Passionné, un peu. Consommateur beaucoup. J’achète, je porte et je jette car je considère que les chaussures sont faites pour être portées. « Rock don’t stock » comme ont dit. J’ai du mal à concevoir qu’on puisse « collectionner » les kicks surtout quand on voit l’effet du temps sur les matériaux qui sont dorénavant essentiellement des dérivés synthétiques. On peut les restaurer mais ca reste une affaire de spécialistes. J’ai par contre une certaine fascination pour les gars qui sont dans le game. Certains y consacrent de gros budgets et plusieurs heures par jour. C’est intriguant et fascinant à la fois d’autant que c’est un phénomène qu’on n’avait pas vu jusqu’à présent, du moins par son ampleur.
Selon toi, pourquoi existe t-il un tel engouement autour de la Sneaker aujourd’hui ?
Je me pose souvent la question. C’est un phénomène de société et comme tous les phénomènes de société certains vont sans aucun doute en faire des sujets de recherche. Il parait même que ça a déjà commencé. Des étudiants en ont même fait leur sujet de thèse. Je leur laisse le soin de nous apporter les réponses.
Le rétro est à l’honneur chez les marques depuis plus de 10 ans. Qu’en penses-tu ? Les marques n’en abuse-t-elles pas au risque de ternir leur image ?
L’avenir, la plupart des marques de chaussures le voit dans le vintage. Et elles s’en portent fort bien. Mais le renouveau ou la notoriété de certaines marques ne se résume pas a un banal coup de nostalgie. Si la grande majorité des marques opte pour des rétros, c’est bien entendu avant tout pour faire vibrer la corde sensible de certains fans, souvent nostalgiques, mais c’est aussi de façon évidente un moyen d’envisager l’avenir. Le « Old School is Cool » comme on a coutume de dire, mais pas seulement. Flatter les souvenirs fondateurs permet aussi de financer la R&D. Toutes les technologies que les marques ont imaginées ces dix dernières années l’ont été grâce au rétro. Mettre au point de nouvelles techniques coûte aux marques plusieurs milliers de dollars. Les rétros déjà amorties à mainte et mainte reprises, sont devenus une source inépuisable de financement. Quand bien même la qualité n’est pas toujours au rendez-vous, il ne faut pas les blâmer. Sans elles, nous n’aurions peut être pas connus les concepts supers novateurs que les fabricants ont fini par lancer. Prenons l’exemple de la technologie Flyknit. Sa mise au point a couté une fortune à Nike et ca n’aurait peut être pas été possible sans les dizaines de millions de dollars engrangés grâce au vente de rétros Air Jordan. Ce qui est vrai pour Nike ne l’est pas nécessairement pour les autres. Pour Reebok par exemple, le charme de l’ancien n’est là que pour redonner un peu de lustre à une marque qui soit disant en passant sentait un peu la naphtaline. Il ne faut pas en attendre beaucoup plus. Pour d’autres, le rétro est juste un moyen de mettre du beurre dans les épinards. Finalement, que les marques revisitent les grands classiques ne me surprend qu’à moitié. Elles le font simplement avec plus ou moins d’habileté.
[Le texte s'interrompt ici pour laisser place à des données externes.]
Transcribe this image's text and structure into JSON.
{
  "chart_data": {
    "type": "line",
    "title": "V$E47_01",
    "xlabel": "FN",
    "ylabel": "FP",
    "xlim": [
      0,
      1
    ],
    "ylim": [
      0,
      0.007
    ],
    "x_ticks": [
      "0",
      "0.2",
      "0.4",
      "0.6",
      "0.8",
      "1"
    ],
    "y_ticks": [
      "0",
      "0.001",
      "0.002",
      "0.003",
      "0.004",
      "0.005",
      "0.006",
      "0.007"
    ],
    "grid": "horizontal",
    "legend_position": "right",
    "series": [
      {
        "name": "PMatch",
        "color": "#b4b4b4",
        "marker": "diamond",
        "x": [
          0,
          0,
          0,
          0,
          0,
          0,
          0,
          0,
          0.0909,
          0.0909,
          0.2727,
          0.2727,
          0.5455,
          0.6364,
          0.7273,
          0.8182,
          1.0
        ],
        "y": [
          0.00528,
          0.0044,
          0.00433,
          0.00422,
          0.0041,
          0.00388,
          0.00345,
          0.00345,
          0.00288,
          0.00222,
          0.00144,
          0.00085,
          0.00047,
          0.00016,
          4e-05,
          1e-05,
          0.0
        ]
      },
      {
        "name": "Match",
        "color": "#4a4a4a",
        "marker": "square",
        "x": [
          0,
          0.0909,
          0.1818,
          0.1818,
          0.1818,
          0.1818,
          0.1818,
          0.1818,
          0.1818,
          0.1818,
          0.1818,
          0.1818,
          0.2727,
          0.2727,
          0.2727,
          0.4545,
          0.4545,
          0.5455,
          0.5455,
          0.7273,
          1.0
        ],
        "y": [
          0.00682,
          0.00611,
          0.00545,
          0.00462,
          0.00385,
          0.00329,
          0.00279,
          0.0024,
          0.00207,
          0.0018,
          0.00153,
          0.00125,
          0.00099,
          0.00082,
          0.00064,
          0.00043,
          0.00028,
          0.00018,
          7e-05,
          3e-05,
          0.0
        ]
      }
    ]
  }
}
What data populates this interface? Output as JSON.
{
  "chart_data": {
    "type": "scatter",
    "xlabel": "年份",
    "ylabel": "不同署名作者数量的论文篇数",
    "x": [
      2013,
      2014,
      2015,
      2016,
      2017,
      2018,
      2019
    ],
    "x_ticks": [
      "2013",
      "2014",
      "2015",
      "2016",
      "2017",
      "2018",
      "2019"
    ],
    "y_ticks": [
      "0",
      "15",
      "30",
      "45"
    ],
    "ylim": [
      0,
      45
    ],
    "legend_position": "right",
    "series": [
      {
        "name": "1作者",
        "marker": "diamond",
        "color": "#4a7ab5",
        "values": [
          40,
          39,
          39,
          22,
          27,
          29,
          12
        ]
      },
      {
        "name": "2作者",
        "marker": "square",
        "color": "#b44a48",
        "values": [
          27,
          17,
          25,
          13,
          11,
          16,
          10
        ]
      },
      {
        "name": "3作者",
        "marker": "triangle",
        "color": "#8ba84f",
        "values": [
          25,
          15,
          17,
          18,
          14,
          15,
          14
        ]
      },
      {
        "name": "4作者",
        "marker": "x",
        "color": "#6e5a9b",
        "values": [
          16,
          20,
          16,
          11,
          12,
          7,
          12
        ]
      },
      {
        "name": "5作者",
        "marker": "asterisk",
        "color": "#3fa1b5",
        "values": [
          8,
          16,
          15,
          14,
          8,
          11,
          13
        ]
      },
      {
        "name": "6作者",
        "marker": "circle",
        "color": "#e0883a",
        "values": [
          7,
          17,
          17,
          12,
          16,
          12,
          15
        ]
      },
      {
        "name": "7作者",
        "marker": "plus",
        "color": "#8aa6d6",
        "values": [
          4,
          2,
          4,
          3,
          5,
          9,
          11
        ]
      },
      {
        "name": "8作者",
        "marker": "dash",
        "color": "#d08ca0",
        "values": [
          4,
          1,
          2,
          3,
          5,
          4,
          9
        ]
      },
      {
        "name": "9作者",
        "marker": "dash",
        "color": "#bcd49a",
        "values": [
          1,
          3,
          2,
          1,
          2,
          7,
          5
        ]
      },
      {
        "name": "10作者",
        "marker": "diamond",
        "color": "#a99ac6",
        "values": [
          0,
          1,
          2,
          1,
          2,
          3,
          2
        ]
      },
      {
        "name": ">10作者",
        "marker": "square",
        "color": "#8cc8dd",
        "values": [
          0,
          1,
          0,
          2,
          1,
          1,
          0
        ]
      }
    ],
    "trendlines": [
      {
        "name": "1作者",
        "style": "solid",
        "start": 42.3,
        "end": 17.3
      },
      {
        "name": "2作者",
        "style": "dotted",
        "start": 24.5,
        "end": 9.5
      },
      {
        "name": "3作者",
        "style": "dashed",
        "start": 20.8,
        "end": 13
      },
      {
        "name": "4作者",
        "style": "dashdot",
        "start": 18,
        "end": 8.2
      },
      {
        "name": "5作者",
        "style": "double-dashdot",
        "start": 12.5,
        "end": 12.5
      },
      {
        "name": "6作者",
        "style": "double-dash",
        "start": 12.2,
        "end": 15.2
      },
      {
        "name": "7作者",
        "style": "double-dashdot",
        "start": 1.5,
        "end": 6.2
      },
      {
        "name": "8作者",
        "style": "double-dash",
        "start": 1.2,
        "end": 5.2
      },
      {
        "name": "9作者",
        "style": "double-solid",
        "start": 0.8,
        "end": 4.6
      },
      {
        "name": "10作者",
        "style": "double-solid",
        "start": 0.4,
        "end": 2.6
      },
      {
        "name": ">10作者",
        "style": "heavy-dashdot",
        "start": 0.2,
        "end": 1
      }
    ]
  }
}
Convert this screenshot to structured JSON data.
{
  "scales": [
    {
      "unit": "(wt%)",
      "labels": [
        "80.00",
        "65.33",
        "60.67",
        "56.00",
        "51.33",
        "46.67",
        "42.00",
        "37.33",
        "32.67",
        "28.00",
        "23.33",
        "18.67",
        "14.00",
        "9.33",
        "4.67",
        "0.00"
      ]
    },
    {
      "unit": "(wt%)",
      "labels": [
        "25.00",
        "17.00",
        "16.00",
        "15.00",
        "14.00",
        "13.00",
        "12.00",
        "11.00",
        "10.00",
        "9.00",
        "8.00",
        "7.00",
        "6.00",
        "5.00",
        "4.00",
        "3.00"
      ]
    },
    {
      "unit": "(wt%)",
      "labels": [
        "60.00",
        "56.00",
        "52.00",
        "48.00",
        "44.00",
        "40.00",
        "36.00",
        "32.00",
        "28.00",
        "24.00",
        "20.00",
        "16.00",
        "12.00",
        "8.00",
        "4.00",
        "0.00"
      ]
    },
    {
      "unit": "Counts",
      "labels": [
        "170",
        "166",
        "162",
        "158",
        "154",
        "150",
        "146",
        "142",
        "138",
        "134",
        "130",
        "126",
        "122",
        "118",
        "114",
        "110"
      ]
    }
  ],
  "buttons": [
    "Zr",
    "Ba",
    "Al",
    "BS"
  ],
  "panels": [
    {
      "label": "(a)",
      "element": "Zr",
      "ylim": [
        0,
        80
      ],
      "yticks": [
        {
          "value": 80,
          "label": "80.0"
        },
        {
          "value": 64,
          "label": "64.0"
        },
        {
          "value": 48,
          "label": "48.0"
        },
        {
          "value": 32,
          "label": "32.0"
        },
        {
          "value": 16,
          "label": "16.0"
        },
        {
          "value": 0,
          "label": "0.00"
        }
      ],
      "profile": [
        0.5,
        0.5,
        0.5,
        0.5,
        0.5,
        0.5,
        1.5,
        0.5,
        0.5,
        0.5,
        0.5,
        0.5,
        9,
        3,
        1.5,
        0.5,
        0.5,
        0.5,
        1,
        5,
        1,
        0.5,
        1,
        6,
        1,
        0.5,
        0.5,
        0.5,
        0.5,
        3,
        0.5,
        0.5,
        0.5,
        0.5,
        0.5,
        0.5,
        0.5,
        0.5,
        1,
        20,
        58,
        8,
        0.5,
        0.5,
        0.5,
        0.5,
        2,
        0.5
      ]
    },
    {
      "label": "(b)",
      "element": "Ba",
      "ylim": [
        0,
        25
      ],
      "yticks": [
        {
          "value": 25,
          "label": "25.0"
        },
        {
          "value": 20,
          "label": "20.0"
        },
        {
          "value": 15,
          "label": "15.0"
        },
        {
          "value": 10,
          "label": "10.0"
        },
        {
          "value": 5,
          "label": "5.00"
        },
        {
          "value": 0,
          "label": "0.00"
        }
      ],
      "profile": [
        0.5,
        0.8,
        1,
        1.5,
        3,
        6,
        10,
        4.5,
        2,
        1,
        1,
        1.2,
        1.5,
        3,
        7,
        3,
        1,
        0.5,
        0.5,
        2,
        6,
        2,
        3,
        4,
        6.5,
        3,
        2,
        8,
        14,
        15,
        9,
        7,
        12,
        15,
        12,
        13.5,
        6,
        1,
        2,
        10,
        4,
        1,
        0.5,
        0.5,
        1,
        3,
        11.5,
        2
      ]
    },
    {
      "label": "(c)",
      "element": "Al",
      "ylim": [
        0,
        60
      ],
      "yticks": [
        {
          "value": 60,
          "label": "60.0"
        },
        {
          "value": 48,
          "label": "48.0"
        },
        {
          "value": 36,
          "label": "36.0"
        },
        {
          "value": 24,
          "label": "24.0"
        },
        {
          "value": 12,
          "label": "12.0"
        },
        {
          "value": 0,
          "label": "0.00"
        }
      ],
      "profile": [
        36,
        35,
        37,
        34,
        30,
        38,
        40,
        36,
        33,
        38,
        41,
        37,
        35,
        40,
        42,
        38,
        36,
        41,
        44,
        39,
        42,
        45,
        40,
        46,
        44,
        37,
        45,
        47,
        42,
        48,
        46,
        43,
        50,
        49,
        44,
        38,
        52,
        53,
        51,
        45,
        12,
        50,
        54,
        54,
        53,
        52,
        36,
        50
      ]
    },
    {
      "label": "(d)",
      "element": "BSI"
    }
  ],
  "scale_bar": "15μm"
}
Jordan Brand ne fait quasiment plus que de la rétro. Cela peut tout de même finir par devenir dérangeant ?
JB et les rétros c’est presque un pléonasme. A la différence de pas mal de ses concurrents, JB en a fait le cœur de son business. Si ça semble une évidence pour pas mal d’entre nous, ça ne l’était pas tant que ça il y a quelques années. La marque a en effet beaucoup souffert du second départ à la retraire de MJ. Il y a encore 6 ou 7 ans, JB n’avait pas encore trouvé son crédo. Elle s’est recentrée sur le rétro. C’est sans doute un concours de circonstance car il y a eu une grosse demande au moment où la marque cherchait à se relancer. Il y avait un filon, ils l’ont développé et ça leur a réussi. Sauf que dorénavant, la marque en a fait son leitmotiv. JB c’est dorénavant 70% de rétro et 10% de Melo, Chris Paul ou Griffin. Est-ce que ça durera éternellement ? Sans doute pas. La marque va rapidement devoir se réinventer. En attendant, je comprends que cela puisse déranger mais le choix est assez large pour espérer trouver son bonheur ailleurs.
Le mot de la fin ?
« Endless », comme toutes les passions celle pour les sneakers est sans fin. J’en cherche encore le but ultime.